Who I was yesterday is just a version of who I now am today. Yes, time has changed me. In ways I never imagined. But also in ways I had always hoped. I need to be okay with never being who I once was again. That is the trick.
My nature is not to be submissive, it is to attack with every ounce of my being.
Time had softened my sharp edges. Replaced the rigid confinements that held me coloring inside the lines and released me to really "feel". Time also unexpectedly created new lines and edges, waiting in the shadows to bring me to a grinding hault as I drifted.
When facing a freefall, I grasped for my well packed old parachute. MY parachute. To save me from MY freefall. I can do this. Alone.
I am not who I was yesterday. I see differently today. I see that my claws are out and that I am fighting with every ounce of my being. Alone.
It is my default. I recognize this old me. She is the one who created all that I have become. I regret nothing. But, I am okay with never being that version of me again.

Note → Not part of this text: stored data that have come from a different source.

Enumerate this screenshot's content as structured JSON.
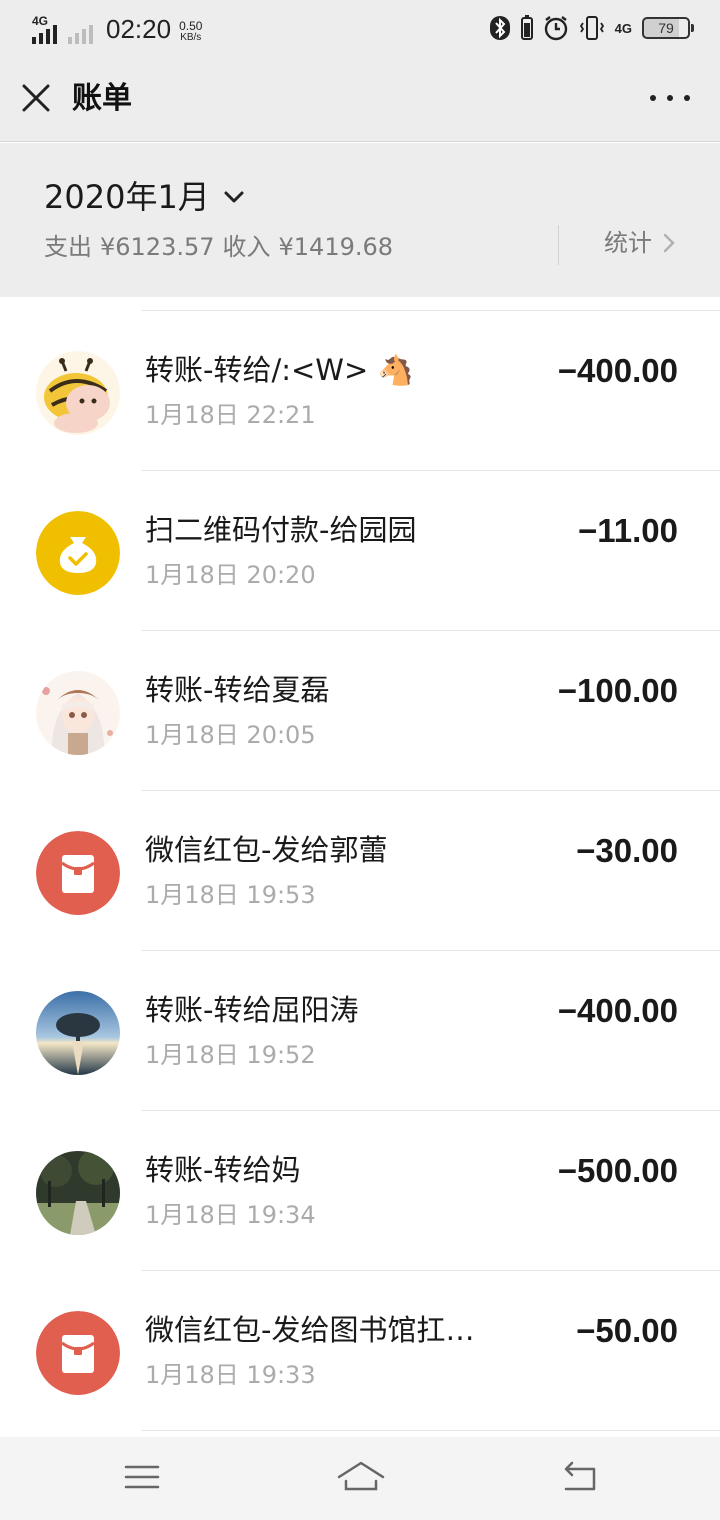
{
  "status_bar": {
    "network_label": "4G",
    "time": "02:20",
    "speed_value": "0.50",
    "speed_unit": "KB/s",
    "network_right": "4G",
    "battery": "79"
  },
  "header": {
    "title": "账单"
  },
  "summary": {
    "month": "2020年1月",
    "expense_label": "支出",
    "expense": "¥6123.57",
    "income_label": "收入",
    "income": "¥1419.68",
    "stats_label": "统计"
  },
  "transactions": [
    {
      "title": "转账-转给/:<W> 🐴",
      "time": "1月18日 22:21",
      "amount": "−400.00",
      "avatar": "cartoon-bee-avatar"
    },
    {
      "title": "扫二维码付款-给园园",
      "time": "1月18日 20:20",
      "amount": "−11.00",
      "avatar": "money-bag-icon"
    },
    {
      "title": "转账-转给夏磊",
      "time": "1月18日 20:05",
      "amount": "−100.00",
      "avatar": "anime-girl-avatar"
    },
    {
      "title": "微信红包-发给郭蕾",
      "time": "1月18日 19:53",
      "amount": "−30.00",
      "avatar": "red-packet-icon"
    },
    {
      "title": "转账-转给屈阳涛",
      "time": "1月18日 19:52",
      "amount": "−400.00",
      "avatar": "tree-sunset-avatar"
    },
    {
      "title": "转账-转给妈",
      "time": "1月18日 19:34",
      "amount": "−500.00",
      "avatar": "park-photo-avatar"
    },
    {
      "title": "微信红包-发给图书馆扛…",
      "time": "1月18日 19:33",
      "amount": "−50.00",
      "avatar": "red-packet-icon"
    }
  ],
  "colors": {
    "background_gray": "#ededed",
    "red_packet": "#e05f4f",
    "money_bag": "#f0c000",
    "secondary_text": "#ababab"
  }
}
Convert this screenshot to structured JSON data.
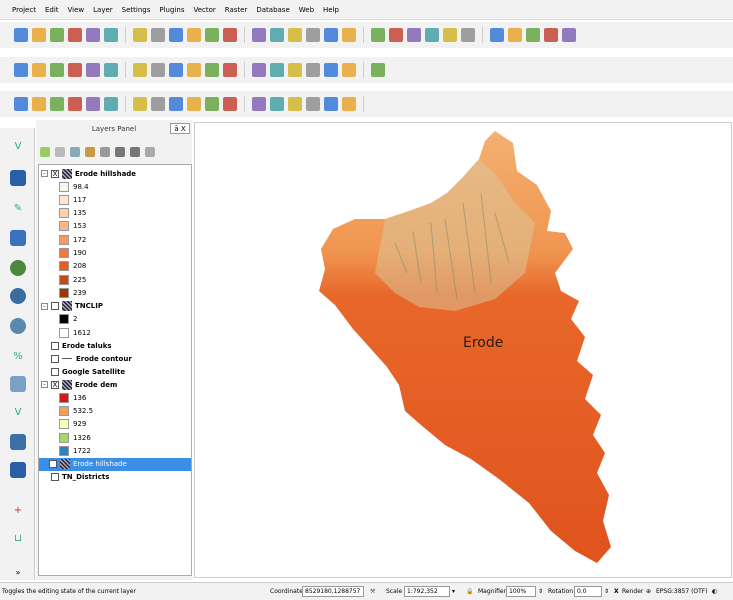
{
  "menu": [
    "Project",
    "Edit",
    "View",
    "Layer",
    "Settings",
    "Plugins",
    "Vector",
    "Raster",
    "Database",
    "Web",
    "Help"
  ],
  "toolbar_icons": {
    "row1": [
      "new-project-icon",
      "open-project-icon",
      "save-project-icon",
      "save-as-icon",
      "new-print-composer-icon",
      "composer-manager-icon",
      "pan-touch-icon",
      "pan-map-icon",
      "pan-to-selection-icon",
      "zoom-in-icon",
      "zoom-out-icon",
      "zoom-native-icon",
      "zoom-full-icon",
      "zoom-to-selection-icon",
      "zoom-to-layer-icon",
      "zoom-last-icon",
      "zoom-next-icon",
      "new-map-view-icon",
      "new-bookmark-icon",
      "refresh-icon",
      "identify-icon",
      "select-icon",
      "deselect-icon",
      "open-attribute-table-icon",
      "statistical-summary-icon",
      "measure-icon",
      "map-tips-icon",
      "text-annotation-icon",
      "help-icon"
    ],
    "row2": [
      "current-edits-icon",
      "toggle-editing-icon",
      "save-edits-icon",
      "digitize-icon",
      "move-feature-icon",
      "delete-selected-icon",
      "cut-features-icon",
      "copy-features-icon",
      "paste-features-icon",
      "label-icon",
      "pin-labels-icon",
      "layer-labeling-icon",
      "show-hide-labels-icon",
      "move-label-icon",
      "rotate-label-icon",
      "change-label-icon",
      "csw-icon",
      "python-icon",
      "checkmark-icon"
    ],
    "row3": [
      "node-tool-icon",
      "undo-icon",
      "redo-icon",
      "rotate-feature-icon",
      "simplify-icon",
      "add-ring-icon",
      "add-part-icon",
      "fill-ring-icon",
      "delete-ring-icon",
      "delete-part-icon",
      "reshape-icon",
      "offset-curve-icon",
      "split-features-icon",
      "split-parts-icon",
      "merge-features-icon",
      "merge-attributes-icon",
      "rotate-point-symbols-icon",
      "globe-icon"
    ]
  },
  "layers_panel": {
    "title": "Layers Panel",
    "controls": "ā X"
  },
  "layers": [
    {
      "name": "Erode hillshade",
      "checked": "X",
      "expanded": "-",
      "bold": true
    },
    {
      "legend": [
        {
          "label": "98.4",
          "color": "#fdf4ea"
        },
        {
          "label": "117",
          "color": "#fde7d4"
        },
        {
          "label": "135",
          "color": "#fcd1b0"
        },
        {
          "label": "153",
          "color": "#fbb78a"
        },
        {
          "label": "172",
          "color": "#f79a62"
        },
        {
          "label": "190",
          "color": "#ef7a3d"
        },
        {
          "label": "208",
          "color": "#df5e22"
        },
        {
          "label": "225",
          "color": "#c64a14"
        },
        {
          "label": "239",
          "color": "#9e3508"
        }
      ]
    },
    {
      "name": "TNCLIP",
      "checked": "",
      "expanded": "-",
      "bold": true
    },
    {
      "legend2": [
        {
          "label": "2",
          "color": "#000000"
        },
        {
          "label": "1612",
          "color": "#ffffff"
        }
      ]
    },
    {
      "name": "Erode taluks",
      "checked": "",
      "bold": true
    },
    {
      "name": "Erode contour",
      "checked": "",
      "bold": true
    },
    {
      "name": "Google Satellite",
      "checked": "",
      "bold": true
    },
    {
      "name": "Erode dem",
      "checked": "X",
      "expanded": "-",
      "bold": true
    },
    {
      "legend3": [
        {
          "label": "136",
          "color": "#d7191c"
        },
        {
          "label": "532.5",
          "color": "#f4a259"
        },
        {
          "label": "929",
          "color": "#ffffbf"
        },
        {
          "label": "1326",
          "color": "#a6d96a"
        },
        {
          "label": "1722",
          "color": "#2b83ba"
        }
      ]
    },
    {
      "name": "Erode hillshade",
      "checked": "X",
      "selected": true
    },
    {
      "name": "TN_Districts",
      "checked": "",
      "bold": true
    }
  ],
  "map": {
    "label": "Erode"
  },
  "statusbar": {
    "message": "Toggles the editing state of the current layer",
    "coordinate_label": "Coordinate",
    "coordinate_value": "8529180,1288757",
    "scale_label": "Scale",
    "scale_value": "1:792,352",
    "magnifier_label": "Magnifier",
    "magnifier_value": "100%",
    "rotation_label": "Rotation",
    "rotation_value": "0.0",
    "render_checked": "X",
    "render_label": "Render",
    "crs": "EPSG:3857 (OTF)"
  }
}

Yet. Here I am. Deciding to fight. Alone.
I have forgotten something truly lovely about my life. I'm not actually alone.
Time allowed me to drop my guard. Time tricked me into believing that I no longer had a default mechanism equivalent to a self destruct button. When I wasn't looking- I became my own worst enemy.
It is now time. Time to allow the edges to be softened. Time to put away MY parachute and time to remember that not only am I NOT alone- I never was.